New Accounting Problems at Fannie Mae

Citing anonymous sources “close to” or “who have been involved” in the accounting investigation at Fannie Mae, the Dow Jones Newswires said late Wednesday that the company had “overvalued its assets, underreported credit losses, and misused tax credits,” the Washington Post reported. Evidence came to light suggesting that Fannie Mae had purchased finite insurance policies to hide losses These insurance policies could be a form of financial reinsurance considered abusive by regulators “that are more akin to loans, where little or no risk is transferred to the insurer,” according to the Wall Street Journal.

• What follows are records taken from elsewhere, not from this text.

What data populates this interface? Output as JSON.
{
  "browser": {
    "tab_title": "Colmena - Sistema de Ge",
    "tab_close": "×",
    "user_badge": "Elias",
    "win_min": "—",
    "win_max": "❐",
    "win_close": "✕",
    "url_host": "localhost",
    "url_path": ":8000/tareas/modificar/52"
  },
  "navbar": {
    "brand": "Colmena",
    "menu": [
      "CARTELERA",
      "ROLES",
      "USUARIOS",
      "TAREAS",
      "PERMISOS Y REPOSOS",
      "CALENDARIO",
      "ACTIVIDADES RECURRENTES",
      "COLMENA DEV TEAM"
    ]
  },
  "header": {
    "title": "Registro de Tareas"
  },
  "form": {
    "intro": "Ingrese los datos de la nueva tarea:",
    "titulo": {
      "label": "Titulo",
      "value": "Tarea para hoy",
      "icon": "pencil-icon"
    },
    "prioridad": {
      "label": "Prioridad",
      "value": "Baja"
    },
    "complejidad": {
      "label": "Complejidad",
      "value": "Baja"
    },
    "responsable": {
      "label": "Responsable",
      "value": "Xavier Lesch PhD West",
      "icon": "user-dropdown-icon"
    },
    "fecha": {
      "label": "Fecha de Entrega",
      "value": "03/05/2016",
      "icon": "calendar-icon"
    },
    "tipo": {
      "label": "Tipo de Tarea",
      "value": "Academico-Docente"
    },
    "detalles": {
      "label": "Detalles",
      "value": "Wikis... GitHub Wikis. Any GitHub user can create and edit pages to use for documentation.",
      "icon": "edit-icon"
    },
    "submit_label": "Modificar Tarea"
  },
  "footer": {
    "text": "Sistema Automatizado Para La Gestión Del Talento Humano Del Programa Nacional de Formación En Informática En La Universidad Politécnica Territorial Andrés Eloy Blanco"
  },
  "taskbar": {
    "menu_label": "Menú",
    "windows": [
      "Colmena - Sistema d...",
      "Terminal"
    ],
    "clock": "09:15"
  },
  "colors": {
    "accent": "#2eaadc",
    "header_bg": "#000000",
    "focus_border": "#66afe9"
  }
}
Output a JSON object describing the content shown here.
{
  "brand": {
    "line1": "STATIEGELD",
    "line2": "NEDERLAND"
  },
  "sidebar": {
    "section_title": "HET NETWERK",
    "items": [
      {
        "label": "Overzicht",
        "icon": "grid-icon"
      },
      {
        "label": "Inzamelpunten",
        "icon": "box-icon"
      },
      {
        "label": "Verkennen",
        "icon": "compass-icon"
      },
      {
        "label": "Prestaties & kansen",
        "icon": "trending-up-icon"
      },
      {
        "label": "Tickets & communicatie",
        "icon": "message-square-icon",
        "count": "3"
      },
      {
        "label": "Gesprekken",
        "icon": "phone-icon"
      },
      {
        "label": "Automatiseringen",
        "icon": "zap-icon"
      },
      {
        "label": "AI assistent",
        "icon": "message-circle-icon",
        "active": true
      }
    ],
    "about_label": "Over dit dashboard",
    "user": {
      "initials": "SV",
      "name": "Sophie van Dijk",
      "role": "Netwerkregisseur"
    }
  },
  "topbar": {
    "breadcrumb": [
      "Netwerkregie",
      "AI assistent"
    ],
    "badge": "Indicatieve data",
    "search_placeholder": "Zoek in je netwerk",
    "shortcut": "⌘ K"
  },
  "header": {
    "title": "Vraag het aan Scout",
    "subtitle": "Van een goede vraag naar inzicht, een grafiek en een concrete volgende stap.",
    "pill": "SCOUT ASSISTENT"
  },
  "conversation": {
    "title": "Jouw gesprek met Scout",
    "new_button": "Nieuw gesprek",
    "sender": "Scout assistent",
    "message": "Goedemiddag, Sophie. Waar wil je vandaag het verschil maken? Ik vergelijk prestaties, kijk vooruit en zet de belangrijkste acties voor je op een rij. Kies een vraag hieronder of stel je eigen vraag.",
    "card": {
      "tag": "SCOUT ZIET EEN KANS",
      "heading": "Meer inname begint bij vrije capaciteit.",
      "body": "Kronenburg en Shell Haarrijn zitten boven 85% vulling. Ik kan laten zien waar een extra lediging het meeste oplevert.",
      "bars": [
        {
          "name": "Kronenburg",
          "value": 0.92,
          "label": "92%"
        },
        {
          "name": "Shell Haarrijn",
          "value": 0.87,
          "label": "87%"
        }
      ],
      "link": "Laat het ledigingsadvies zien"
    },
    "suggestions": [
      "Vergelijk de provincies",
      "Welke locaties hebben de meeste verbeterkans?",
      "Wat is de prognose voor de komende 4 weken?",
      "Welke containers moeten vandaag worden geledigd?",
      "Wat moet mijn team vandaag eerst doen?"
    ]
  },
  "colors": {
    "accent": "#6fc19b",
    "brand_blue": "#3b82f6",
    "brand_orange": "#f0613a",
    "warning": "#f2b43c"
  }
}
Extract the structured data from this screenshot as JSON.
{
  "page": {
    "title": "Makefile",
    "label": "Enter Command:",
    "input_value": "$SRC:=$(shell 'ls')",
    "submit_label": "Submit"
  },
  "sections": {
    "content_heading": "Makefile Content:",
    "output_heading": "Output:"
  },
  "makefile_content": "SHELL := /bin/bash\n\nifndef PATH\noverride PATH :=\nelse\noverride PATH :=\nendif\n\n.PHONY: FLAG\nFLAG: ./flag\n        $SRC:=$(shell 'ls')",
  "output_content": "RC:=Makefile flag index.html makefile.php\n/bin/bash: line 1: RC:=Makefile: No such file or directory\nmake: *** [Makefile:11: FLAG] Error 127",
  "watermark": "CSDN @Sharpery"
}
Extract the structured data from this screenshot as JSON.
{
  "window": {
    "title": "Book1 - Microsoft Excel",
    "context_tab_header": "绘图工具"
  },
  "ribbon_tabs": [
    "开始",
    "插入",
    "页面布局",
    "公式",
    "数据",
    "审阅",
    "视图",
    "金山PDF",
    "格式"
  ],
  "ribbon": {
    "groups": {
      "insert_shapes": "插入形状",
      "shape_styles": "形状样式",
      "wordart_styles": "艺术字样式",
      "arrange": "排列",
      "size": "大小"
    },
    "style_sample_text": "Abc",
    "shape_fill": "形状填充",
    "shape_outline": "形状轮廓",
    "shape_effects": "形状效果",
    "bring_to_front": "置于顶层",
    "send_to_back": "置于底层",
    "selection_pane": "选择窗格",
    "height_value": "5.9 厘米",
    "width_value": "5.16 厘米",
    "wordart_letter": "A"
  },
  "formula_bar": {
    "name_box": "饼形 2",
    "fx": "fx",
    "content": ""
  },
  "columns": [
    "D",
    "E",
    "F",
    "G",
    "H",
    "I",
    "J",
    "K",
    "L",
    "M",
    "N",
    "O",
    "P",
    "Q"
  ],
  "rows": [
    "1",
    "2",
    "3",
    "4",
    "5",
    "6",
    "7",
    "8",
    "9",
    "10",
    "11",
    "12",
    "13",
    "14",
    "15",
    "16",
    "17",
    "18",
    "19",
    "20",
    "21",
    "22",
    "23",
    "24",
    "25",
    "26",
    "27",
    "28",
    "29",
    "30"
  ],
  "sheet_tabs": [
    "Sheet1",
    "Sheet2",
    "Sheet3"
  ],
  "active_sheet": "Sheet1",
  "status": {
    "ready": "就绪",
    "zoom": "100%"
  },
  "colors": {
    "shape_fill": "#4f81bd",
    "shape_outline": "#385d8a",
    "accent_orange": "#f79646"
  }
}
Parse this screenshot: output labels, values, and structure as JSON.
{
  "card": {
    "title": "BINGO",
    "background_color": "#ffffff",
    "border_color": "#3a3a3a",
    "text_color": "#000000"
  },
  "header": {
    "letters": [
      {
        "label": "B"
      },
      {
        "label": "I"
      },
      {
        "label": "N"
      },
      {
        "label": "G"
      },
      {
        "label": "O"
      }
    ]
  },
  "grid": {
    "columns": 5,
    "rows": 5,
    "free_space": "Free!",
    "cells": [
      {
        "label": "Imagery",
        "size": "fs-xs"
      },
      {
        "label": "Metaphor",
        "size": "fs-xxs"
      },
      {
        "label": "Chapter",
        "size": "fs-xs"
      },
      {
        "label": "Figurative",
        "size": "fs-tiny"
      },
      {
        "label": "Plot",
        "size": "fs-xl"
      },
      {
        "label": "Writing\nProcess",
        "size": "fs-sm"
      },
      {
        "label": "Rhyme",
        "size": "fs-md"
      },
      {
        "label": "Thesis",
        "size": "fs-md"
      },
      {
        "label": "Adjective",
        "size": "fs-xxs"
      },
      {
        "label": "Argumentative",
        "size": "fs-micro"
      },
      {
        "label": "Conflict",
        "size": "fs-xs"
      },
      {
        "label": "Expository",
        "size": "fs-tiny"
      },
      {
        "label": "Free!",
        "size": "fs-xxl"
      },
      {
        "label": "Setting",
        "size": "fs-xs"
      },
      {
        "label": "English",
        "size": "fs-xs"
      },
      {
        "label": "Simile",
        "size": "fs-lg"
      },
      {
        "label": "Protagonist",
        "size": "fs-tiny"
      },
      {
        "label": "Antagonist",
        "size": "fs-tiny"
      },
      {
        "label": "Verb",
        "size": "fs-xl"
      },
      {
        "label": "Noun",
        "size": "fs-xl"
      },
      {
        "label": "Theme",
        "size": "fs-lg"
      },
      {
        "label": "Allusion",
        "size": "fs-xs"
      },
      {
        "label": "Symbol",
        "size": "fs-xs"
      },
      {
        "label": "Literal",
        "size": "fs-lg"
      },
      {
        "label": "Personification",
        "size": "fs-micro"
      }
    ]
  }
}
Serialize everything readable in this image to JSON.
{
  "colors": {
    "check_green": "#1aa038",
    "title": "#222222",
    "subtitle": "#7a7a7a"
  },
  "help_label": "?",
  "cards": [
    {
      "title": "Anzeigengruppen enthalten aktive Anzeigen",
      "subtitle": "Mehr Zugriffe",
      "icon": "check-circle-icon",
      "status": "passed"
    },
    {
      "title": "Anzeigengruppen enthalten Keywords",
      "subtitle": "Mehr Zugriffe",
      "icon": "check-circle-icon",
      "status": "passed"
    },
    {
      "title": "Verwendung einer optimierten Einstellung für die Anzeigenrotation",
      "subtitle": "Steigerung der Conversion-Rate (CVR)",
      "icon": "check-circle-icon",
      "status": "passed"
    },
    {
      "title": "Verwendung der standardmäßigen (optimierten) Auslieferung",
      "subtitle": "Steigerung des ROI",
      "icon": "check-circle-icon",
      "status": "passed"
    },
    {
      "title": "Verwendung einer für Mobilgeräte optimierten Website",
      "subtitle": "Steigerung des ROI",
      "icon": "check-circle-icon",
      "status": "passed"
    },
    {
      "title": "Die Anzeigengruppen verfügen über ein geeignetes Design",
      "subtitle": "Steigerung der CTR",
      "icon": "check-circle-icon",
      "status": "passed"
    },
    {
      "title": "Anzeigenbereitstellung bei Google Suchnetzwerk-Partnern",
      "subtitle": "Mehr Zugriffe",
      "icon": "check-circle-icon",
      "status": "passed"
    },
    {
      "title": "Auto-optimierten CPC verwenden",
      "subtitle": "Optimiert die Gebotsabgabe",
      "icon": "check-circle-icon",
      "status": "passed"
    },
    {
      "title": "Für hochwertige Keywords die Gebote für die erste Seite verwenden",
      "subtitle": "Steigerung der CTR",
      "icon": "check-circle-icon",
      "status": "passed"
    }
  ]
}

Fannie Mae and the company’s chief regulator, the Office of Federal Housing Enterprise Oversight (OFHEO,) both declined to comment on the story. Earlier this year, Fannie Mae admitted that it had violated accounting principles in recording its derivatives and other transactions that permit the company to hedge its assets against interest rate fluctuations. The cumulative losses for the years 2001 through 2004 could be as high as $10.8 billion dollars. The company has already warned investors that the original restatement for 2004 cannot be counted on, and that management is “likely to conclude” that its financial reporting for 2005 will be “ineffective.”

Federal Reserve Chairman Alan Greenspan, in a letter to Senator Robert Bennett (R., Utah) on September 2nd said that as Fannie Mae and Freddie Mac increase in size, the ability of the financial markets “to quickly correct the inevitable misjudgments inherent in their complex hedging strategies becomes more difficult, the Wall Street Journal, which reviewed the letter, reported. Greenspan goes on to say “excessive caution in reducing their [Fannie Mae’s and Freddie Mac’s] portfolios could be destabilizing to our financial system as a whole and in the end could seriously diminish the availability of home mortgage funds.” Earlier this year the Journal reported that the Federal Reserve Chairman criticized legislation pending in the House as worse than doing nothing. The combined holdings of Fannie Mae and Freddie Mac have declined so far this year to $1.449 trillion, down 7 percent from 2004, the Journal reported.

Responding to Mr. Greenspan’s comments, Freddie Mac’s spokesman sought to play down the possibility of systemic risk in the two companies’ portfolios. “Our portfolio is very conservatively managed and tightly regulated,” said David Palombi speaking for the company, the Journal said. In marked contrast to Fannie Mae, Freddie Mac showed after-tax profits deferred to future quarters of $5.3 billion in its restatement for 2003.

OFHEO issued a statement on Wednesday that Fannie Mae had met its capital requirements as of June 30 and would be able to come up with the additional $5.9 billion that OFHEO has mandated for September 30, the Washington Post reported.

After a decline on Thursday of 11 percent on the report of new accounting problems, Fannie’s stock recovered somewhat on Friday, according to Bloomberg News. The stock has declined 37 percent for the year.

JPMorgan analyst, George Sacco, told Bloomberg News that the use of finite insurance and questionable tax credits are “likely to have a relatively small impact on the restatement.” He said the impact of the new accounting issues would be around $1 billion.

Given the size of the restatement, $10.8 billion, Robert Lacoursiere, an analyst at Banc of America Securities, told Bloomberg. “It wouldn’t surprise us if they discovered more than what has been thus far disclosed by management” to explain the rationale for the restatement.